There is an endless list of qualities that make Team Rubicon unique. Some things, like the weekly keg delivery to the office, are more obviously unusual, though there were many parts of TR that, as cliché as it may sound, I could not fully appreciate until I had left to go home for the summer.
One of the most unique qualities of the organization is the sheer velocity that both the volunteers and employees operate. It is no secret that we are a mission-driven organization, but it seemed to be that no matter where they were or what time of day, when a problem arose there was always someone ready to drop everything and work until it was resolved.
This kind of dedication does not just come from having a good work ethic or being a good friend to a coworker. It develops only when the cause you are fighting for becomes so engrained in your person that helping does not feel like an obligation, it’s something you genuinely want to do.
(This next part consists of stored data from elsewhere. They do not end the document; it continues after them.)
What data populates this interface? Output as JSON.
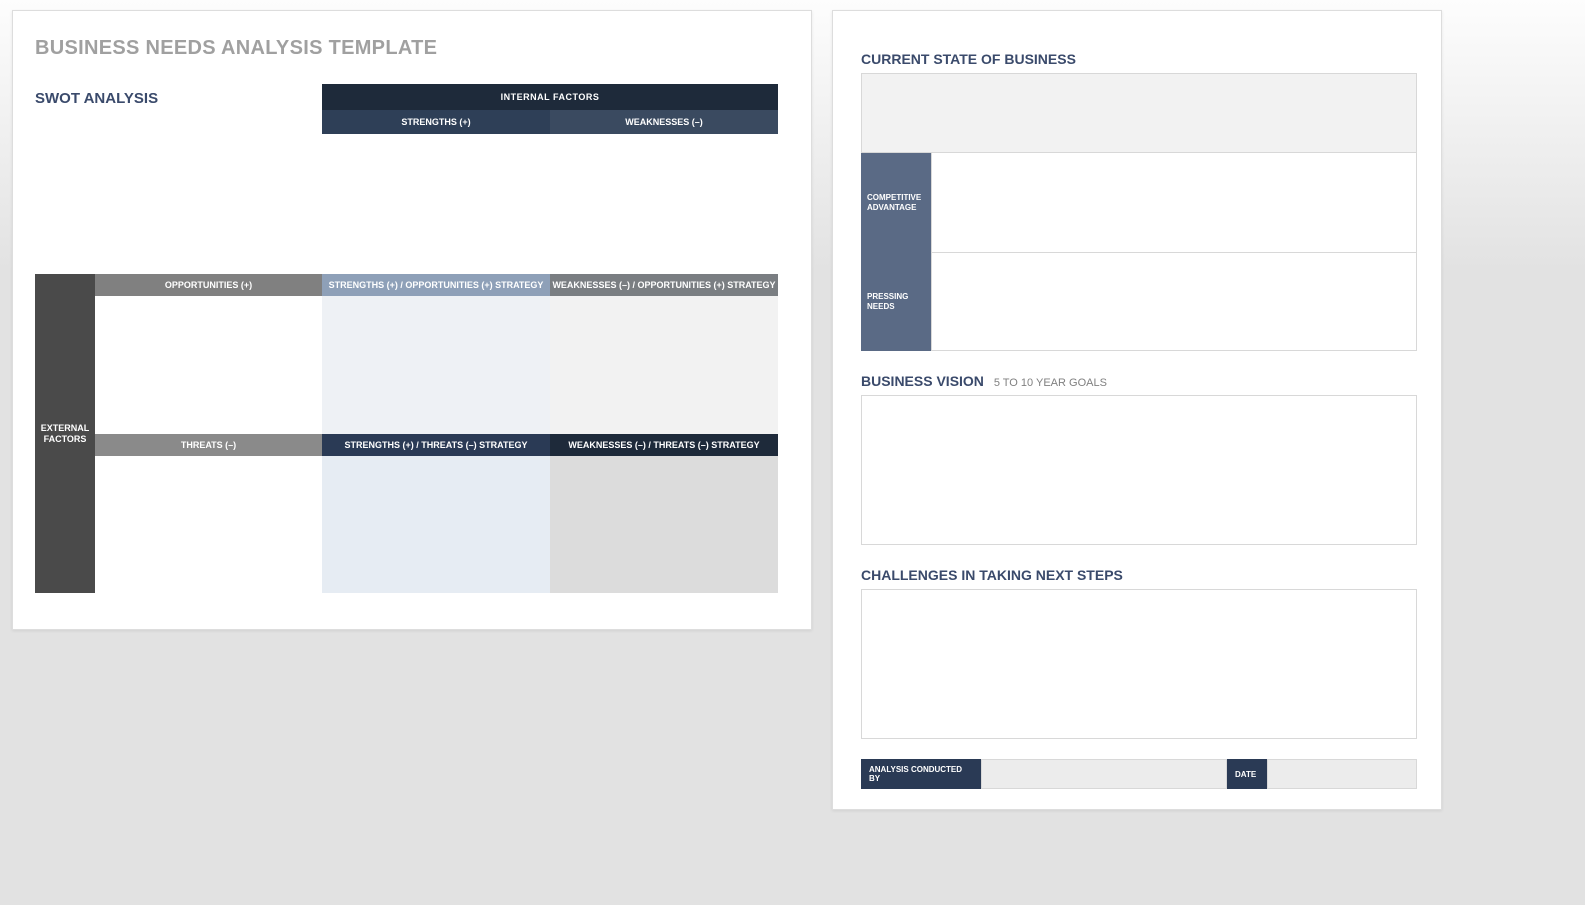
{
  "left": {
    "title": "BUSINESS NEEDS ANALYSIS TEMPLATE",
    "swot_label": "SWOT ANALYSIS",
    "internal_factors": "INTERNAL    FACTORS",
    "external_factors": "EXTERNAL FACTORS",
    "strengths": "STRENGTHS (+)",
    "weaknesses": "WEAKNESSES (–)",
    "opportunities": "OPPORTUNITIES (+)",
    "threats": "THREATS (–)",
    "so_strategy": "STRENGTHS (+) / OPPORTUNITIES (+) STRATEGY",
    "wo_strategy": "WEAKNESSES (–) / OPPORTUNITIES (+) STRATEGY",
    "st_strategy": "STRENGTHS (+) / THREATS (–) STRATEGY",
    "wt_strategy": "WEAKNESSES (–) / THREATS (–) STRATEGY"
  },
  "right": {
    "current_state": "CURRENT STATE OF BUSINESS",
    "competitive_advantage": "COMPETITIVE ADVANTAGE",
    "pressing_needs": "PRESSING NEEDS",
    "business_vision": "BUSINESS VISION",
    "vision_sub": "5 TO 10 YEAR GOALS",
    "challenges": "CHALLENGES IN TAKING NEXT STEPS",
    "analysis_conducted_by": "ANALYSIS CONDUCTED BY",
    "date": "DATE"
  }
}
This dedication is evident from the behind the scenes teams in LA and the NOC to each greyshirt on the ground, and when that many people harbor that much passion, it creates an unstoppable force.
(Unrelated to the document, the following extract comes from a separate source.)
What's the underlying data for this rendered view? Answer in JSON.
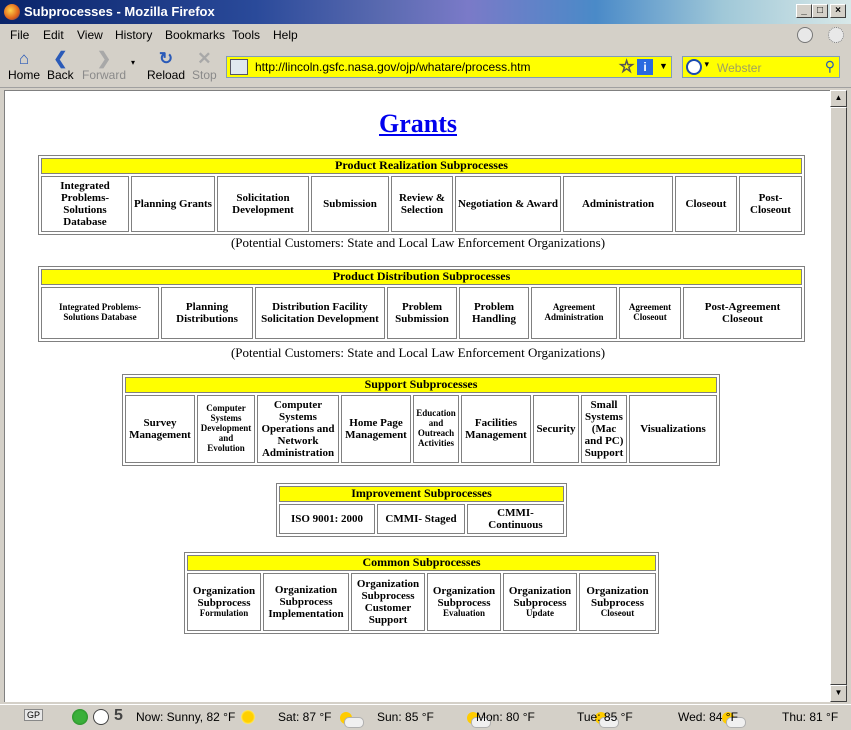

The strength of the grey is something that is easy to mistake as normal, especially in my case as this was my first experience working in an office. Needless to say, my time as an intern on the membership team has forever ruined me, setting unmatchable expectations for how fervent and, quite frankly, badass my coworkers can be.
Over the past five or so years I had developed this idea, stemming from watching my peers and cheesy movies (as most things do), of what a college internship experience would be like. Team Rubicon decimated each and every one of those preconceived notions of what an intern does with each project I took on.
Disasters don’t work on your schedule and it takes a village to kick their ass.
This means that there’s no time to be spent making copies or organizing cabinets, every minute is spent helping people on their worst day and making the greyshirt experience both effective and meaningful. It may sound like a lot of hard work, and it is, but what would have been far more difficult is sitting on the sidelines brewing coffee when Mother Nature is out doing her worst.
My experiences with TR have left me with more confidence, valuable experience, and skills than your average college intern. When you step into the arena there is no time to be timid, even if you’re worried you might fail. In fact, that is a lesson I learned from hearing stories from our greyshirts. Things don’t always go as planned. Sometimes the wall is harder to break down than you thought or a fallen tree has severely damaged a main road, but there is always a way around it.
Operating within an organization that is changing the way we see immediate disaster response and revolutionizing veteran reintegration is humbling to say the least. I was honored to add my drop in the bucket improving the greyshirts’ experience because without them, TR would just be an office. I am endlessly proud to wear my grey shirt. You can expect to find me out in the field some day, but before I go, I will leave you with my best-kept secret: I still have no idea how to use the coffee machine.